In an interview with The Gettysburgian in March, Riggs said she was distressed by the Murray incident.
“I just find that to be so distressing, and I hope that is never a situation that would occur at Gettysburg College where we would have someone come in, and not give them the courtesy to speak. We can protest those views, but shouting someone down, to me, is not the direction we would ever want to go,” she said.
Ramsey mentioned that in cases like this, some schools have invited a second speaker with differing views to provide additional context for audience members, which is something potentially under consideration.
Dr. Karen Frey, Associate Professor of Management and faculty advisor for YAF, said she is “a little concerned” with the college leaving the door open to barring Spencer over a potentially divisive message.
“Freedom of speech is an issue only when you disagree with someone,” she said. “If I see a poster for a very liberal speaker who might offend me, I just don’t go.”
Baumann echoed those sentiments.
“It’s really easy to defend free speech when you agree with what’s being said, but it’s a testament to your character when you do not agree with what’s being said,” he said.
YAF requested $2000 from the Student Senate, a request that was granted at their meeting on April 10 after considerable discussion. The club representative for the College Democrats acknowledged that while Spencer’s message would probably not be something with which his club would agree, they respected his right to speak.
Luke Frigon, who is currently the Treasurer of Student Senate and Director of the Budget Management Committee and who recently was elected President of Senate for the coming academic year, spoke with Ramsey himself to try to better understand the college’s apprehension. Ultimately, he said he supports the decision both of the college to further review the speaker and of Senate to appropriate the funds.
“I think that we as a Senate have the obligation to encourage controversial and potentially offensive speakers to come to campus, as well as those from all ends of the political and social spectrum,” he said.
Representatives of YAF were effusive in their praise of Senate during an interview; Moore called them “wonderful and efficient every step of the way.”
Arbaugh went on to say that if money were a sticking point, the national YAF organization may be willing to underwrite the event entirely, but Ramsey said the college’s concerns are not with the financial aspect of the event, rather with ensuring Spencer’s potential visit would align with the college’s mission statement.

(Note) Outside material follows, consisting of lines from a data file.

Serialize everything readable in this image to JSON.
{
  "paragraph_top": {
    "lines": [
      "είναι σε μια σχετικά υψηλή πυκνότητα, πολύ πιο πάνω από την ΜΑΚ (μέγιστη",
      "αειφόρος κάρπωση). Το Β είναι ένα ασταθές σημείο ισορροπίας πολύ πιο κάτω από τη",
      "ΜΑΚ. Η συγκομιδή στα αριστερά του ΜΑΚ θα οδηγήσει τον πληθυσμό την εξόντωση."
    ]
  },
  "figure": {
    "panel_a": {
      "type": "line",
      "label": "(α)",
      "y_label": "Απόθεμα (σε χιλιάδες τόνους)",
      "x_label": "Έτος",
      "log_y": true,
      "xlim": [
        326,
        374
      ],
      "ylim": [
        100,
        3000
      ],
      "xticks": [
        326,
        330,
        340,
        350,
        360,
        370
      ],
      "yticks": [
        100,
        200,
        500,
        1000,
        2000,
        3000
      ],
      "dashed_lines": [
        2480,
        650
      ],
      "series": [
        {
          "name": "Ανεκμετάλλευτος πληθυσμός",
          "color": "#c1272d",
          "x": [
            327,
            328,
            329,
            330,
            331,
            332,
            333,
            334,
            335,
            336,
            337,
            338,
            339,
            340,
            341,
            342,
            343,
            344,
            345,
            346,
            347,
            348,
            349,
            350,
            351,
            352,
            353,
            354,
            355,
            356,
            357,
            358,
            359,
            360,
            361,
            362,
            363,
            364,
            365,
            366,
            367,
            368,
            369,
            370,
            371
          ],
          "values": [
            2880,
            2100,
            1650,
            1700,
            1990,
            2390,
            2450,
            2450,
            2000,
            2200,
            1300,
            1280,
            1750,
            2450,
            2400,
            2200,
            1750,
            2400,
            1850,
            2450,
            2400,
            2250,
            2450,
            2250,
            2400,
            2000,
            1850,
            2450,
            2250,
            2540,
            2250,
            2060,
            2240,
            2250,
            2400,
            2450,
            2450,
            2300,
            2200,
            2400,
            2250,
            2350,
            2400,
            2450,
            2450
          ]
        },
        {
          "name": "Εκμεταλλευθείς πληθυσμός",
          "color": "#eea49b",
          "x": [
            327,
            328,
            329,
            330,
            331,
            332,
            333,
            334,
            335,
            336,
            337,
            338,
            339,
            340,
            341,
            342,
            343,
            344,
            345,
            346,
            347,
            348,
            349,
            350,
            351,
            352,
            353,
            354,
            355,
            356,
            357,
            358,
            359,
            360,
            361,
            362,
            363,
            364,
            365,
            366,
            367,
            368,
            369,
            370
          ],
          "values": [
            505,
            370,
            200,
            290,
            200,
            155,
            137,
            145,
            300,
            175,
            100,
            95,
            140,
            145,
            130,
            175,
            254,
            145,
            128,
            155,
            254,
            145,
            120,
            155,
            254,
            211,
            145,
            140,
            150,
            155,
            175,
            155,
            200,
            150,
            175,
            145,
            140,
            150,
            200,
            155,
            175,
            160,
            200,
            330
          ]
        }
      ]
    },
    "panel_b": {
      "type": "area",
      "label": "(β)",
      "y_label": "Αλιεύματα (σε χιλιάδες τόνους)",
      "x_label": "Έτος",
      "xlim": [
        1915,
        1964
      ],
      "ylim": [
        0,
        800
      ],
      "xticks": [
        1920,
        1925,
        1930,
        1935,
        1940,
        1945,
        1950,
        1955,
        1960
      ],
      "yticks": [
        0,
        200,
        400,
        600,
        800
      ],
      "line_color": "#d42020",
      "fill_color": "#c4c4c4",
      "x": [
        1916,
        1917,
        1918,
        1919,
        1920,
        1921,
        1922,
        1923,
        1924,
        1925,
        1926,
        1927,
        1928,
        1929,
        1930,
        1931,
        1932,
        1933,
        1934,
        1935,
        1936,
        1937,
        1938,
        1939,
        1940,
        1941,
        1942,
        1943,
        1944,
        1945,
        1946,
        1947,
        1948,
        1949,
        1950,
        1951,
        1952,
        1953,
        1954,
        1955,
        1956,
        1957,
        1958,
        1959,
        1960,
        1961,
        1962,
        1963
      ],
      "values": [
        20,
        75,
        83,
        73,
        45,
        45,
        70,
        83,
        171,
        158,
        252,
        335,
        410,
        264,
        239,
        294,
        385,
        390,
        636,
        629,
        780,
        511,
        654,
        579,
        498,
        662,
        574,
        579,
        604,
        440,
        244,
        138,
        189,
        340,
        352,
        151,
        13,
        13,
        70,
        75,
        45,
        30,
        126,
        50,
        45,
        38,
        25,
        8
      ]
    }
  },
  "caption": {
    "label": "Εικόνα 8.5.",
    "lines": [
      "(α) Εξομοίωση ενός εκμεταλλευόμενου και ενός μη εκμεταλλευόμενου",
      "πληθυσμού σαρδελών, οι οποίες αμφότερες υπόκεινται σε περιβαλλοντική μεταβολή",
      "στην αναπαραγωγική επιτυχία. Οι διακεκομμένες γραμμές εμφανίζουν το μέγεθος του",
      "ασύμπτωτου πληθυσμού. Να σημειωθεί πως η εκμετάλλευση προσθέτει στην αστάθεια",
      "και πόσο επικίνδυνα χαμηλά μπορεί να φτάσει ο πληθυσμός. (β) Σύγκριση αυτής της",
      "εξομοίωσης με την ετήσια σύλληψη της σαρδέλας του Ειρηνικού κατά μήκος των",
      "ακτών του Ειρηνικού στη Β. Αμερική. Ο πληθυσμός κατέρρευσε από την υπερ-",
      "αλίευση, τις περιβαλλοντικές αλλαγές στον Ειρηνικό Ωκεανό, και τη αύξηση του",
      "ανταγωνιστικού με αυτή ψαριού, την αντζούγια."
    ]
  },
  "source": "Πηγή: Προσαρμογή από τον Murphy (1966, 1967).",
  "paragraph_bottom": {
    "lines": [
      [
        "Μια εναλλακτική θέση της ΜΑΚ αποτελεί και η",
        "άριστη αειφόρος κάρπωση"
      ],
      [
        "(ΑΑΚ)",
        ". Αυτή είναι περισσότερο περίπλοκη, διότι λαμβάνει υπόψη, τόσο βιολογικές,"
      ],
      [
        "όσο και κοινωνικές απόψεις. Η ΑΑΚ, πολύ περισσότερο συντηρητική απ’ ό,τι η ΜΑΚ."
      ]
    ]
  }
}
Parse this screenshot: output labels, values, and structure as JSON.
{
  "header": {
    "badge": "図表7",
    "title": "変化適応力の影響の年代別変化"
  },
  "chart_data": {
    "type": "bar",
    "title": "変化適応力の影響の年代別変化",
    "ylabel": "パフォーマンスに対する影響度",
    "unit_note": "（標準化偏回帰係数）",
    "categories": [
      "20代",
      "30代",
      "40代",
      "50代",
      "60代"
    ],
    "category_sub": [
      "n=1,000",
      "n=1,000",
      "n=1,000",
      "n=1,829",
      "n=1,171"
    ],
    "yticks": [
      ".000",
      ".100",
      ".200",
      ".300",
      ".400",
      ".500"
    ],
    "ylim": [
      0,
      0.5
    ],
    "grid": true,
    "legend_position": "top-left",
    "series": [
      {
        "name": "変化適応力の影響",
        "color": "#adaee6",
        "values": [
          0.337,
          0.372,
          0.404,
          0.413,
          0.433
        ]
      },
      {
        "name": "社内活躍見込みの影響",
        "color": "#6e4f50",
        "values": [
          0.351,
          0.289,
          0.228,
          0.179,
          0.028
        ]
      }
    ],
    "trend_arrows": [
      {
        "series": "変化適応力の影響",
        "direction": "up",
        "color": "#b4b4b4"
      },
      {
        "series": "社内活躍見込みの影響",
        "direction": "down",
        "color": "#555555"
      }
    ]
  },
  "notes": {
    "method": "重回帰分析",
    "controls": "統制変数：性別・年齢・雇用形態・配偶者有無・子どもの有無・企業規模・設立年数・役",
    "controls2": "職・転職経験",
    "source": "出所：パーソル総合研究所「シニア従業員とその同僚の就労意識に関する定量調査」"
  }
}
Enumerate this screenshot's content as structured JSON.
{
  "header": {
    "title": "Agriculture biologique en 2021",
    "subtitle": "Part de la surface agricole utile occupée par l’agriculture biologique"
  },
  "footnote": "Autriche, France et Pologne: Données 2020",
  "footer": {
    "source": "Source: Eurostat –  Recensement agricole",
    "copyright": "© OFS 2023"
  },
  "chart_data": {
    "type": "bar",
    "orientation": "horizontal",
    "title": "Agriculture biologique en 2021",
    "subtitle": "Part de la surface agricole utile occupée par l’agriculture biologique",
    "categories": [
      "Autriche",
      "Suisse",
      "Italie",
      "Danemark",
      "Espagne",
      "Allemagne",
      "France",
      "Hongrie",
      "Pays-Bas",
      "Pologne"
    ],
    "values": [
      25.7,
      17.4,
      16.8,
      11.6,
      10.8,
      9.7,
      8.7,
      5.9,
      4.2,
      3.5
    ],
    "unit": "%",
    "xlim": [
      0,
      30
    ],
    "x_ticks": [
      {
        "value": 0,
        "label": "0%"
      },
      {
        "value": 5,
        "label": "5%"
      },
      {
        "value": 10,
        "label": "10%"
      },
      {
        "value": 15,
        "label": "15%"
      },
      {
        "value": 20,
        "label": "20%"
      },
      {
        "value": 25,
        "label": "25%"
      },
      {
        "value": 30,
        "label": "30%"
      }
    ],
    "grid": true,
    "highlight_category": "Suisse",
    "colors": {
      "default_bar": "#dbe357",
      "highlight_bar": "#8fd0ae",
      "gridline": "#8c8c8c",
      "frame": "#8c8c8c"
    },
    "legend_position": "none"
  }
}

“Of course we vet speakers. Of course we think about the implications,” she said. “We didn’t say yes; we didn’t say no. The speaker certainly has been divisive and controversial on other campuses. We know that colleges across the country are facing some pretty stiff protest concerning a variety of speakers. We just want to make sure if we do [bring Spencer to campus] we do it well.”
Moore accused the college administration of being “willing to shut down its own students to appease outside people.”
During the Student Senate’s debate, one senator raised the possibility that local far-left activists could disrupt the event.
Ultimately, Ramsey says the college’s decision will draw on conversations with stakeholders on campus and reflect whether the event — in intent and execution — will align with the college’s institutional values, which include both freedom of expression and a respect for all members of the campus community.
“We have a strong commitment to freedom of expression,” Ramsey said. “Is it a strong value? Is it an important value? Absolutely; no question about it. But is it an absolute value that anyone and everyone is welcome to speak on a college campus at any time? I don’t think so.”